I have never publicly ridiculed any of the people I have tested, even though none has been able to pass the various tests we have conducted. To act otherwise would be counterproductive, for if we wish people to cooperate in future tests we must have a reputation for fairness and congeniality. In my opinion, it is a cop-out and, frankly, a bit insulting to claim I wouldn’t believe the data if they unambiguously supported your case. On the other hand, if someone makes a claim to have special abilities, but declines to demonstrate them under scientifically rigorous, but polite and non-threatening conditions, it raises serious doubts about the validity of the claim. Since in properly conducted tests all procedures must be agreed to by both parties in advance, the claimant gets to stipulate what the acceptable atmosphere will be. If all provisions are not agreeable to both sides, the test doesn’t proceed.

Seeking to have claims verified only by someone who wants to believe in the phenomenon in question will not get you very far, in my opinion, unless he or she includes the kinds of controls I am advocating (which, in my experience, believers rarely understand or employ). If the proper controls are in place, it doesn’t matter if the test is conducted by believers or skeptics. Without such safeguards, however, the tendency that we all suffer from that makes us jump to congenial conclusions is too powerful to permit a believable investigation.

As for your imputation that the scientific community has no interest in what might underlie such abilities, I would suggest that it is premature to look for underlying mechanisms before the phenomenon itself is established. Science only tries to explain that which can be reliably demonstrated. If the demonstrations were believable, however, I assure you the scientific community would be very interested because the implications for the entire metaphysical foundations of science would be enormous. If a putative phenomenon flies in the face of other well-established data in science, however, the community is well-advised to demand a higher standard of proof before accepting the claim. That is standard procedure and why I agreed to look at your son’s abilities in the first place.

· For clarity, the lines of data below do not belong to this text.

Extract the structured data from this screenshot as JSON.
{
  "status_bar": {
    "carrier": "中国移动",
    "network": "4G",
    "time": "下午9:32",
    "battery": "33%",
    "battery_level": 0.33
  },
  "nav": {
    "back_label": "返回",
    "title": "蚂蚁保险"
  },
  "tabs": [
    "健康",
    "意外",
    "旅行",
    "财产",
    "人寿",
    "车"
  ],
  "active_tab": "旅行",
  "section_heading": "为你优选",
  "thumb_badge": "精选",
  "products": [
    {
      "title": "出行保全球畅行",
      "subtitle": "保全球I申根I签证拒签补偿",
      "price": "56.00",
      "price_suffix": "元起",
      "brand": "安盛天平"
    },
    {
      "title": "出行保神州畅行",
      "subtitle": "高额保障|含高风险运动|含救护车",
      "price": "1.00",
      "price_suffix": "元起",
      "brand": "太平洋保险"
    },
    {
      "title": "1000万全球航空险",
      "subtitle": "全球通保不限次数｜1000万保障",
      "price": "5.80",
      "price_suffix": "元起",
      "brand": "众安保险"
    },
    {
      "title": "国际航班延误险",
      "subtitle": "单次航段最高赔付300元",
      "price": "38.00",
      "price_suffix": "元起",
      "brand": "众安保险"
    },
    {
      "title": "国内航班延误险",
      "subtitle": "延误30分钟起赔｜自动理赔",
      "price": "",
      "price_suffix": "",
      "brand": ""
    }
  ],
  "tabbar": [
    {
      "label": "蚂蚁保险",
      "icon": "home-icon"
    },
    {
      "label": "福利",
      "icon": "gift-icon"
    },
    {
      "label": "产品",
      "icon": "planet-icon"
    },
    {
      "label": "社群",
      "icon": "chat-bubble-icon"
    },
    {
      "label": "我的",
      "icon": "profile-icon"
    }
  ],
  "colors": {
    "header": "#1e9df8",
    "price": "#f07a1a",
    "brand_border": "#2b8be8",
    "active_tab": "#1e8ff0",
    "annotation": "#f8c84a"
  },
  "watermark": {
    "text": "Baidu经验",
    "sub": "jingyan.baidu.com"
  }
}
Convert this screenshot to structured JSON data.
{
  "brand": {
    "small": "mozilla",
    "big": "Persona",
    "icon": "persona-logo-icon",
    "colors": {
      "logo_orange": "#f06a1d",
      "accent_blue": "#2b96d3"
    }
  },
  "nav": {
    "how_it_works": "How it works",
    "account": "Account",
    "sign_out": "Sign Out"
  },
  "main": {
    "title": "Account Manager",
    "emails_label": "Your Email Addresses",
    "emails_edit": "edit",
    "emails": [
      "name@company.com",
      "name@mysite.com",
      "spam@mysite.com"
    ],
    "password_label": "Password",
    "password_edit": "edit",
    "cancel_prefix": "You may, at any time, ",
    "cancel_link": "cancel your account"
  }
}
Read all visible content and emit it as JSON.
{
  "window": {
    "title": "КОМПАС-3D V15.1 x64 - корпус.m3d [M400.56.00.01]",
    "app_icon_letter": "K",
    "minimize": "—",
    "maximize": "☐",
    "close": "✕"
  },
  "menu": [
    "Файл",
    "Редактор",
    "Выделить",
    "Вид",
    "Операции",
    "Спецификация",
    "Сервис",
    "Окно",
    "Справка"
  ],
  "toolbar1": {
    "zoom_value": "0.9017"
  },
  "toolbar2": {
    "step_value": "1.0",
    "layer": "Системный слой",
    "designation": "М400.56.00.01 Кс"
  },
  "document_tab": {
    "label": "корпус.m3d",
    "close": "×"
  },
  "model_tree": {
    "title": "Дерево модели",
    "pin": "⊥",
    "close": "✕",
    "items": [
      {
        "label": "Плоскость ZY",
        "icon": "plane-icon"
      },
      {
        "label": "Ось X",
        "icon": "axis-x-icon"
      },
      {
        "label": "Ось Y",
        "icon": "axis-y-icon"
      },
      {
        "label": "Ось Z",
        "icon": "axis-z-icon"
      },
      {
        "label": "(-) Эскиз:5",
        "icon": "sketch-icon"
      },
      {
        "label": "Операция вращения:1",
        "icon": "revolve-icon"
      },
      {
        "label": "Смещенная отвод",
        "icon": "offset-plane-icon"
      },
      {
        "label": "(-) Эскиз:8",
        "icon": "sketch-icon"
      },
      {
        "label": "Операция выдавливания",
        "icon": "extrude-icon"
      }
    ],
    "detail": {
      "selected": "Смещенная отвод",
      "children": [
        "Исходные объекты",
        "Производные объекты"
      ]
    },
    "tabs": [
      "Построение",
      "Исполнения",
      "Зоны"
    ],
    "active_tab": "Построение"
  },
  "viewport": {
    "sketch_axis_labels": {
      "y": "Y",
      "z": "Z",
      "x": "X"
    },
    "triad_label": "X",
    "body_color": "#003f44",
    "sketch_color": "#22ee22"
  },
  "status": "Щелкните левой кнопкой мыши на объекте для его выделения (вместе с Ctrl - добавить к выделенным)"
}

I remind you that you approached me on this matter and you were quite persistent and even approached the Vice-President of my university who asked me why I wasn’t responding to your requests (which I had done). I agreed to be shown what you say your son can do. My colleagues and I remain willing to test his abilities in the time-honored tradition of such scientific investigations, if you would care to reconsider our offer.

With regards,

Barry Beyerstein

For some reason, I never got a reply.

Barry L. Beyerstein

Barry Beyerstein was a researcher in the Brain Behavior Laboratory, Department of Psychology, Simon Fraser University.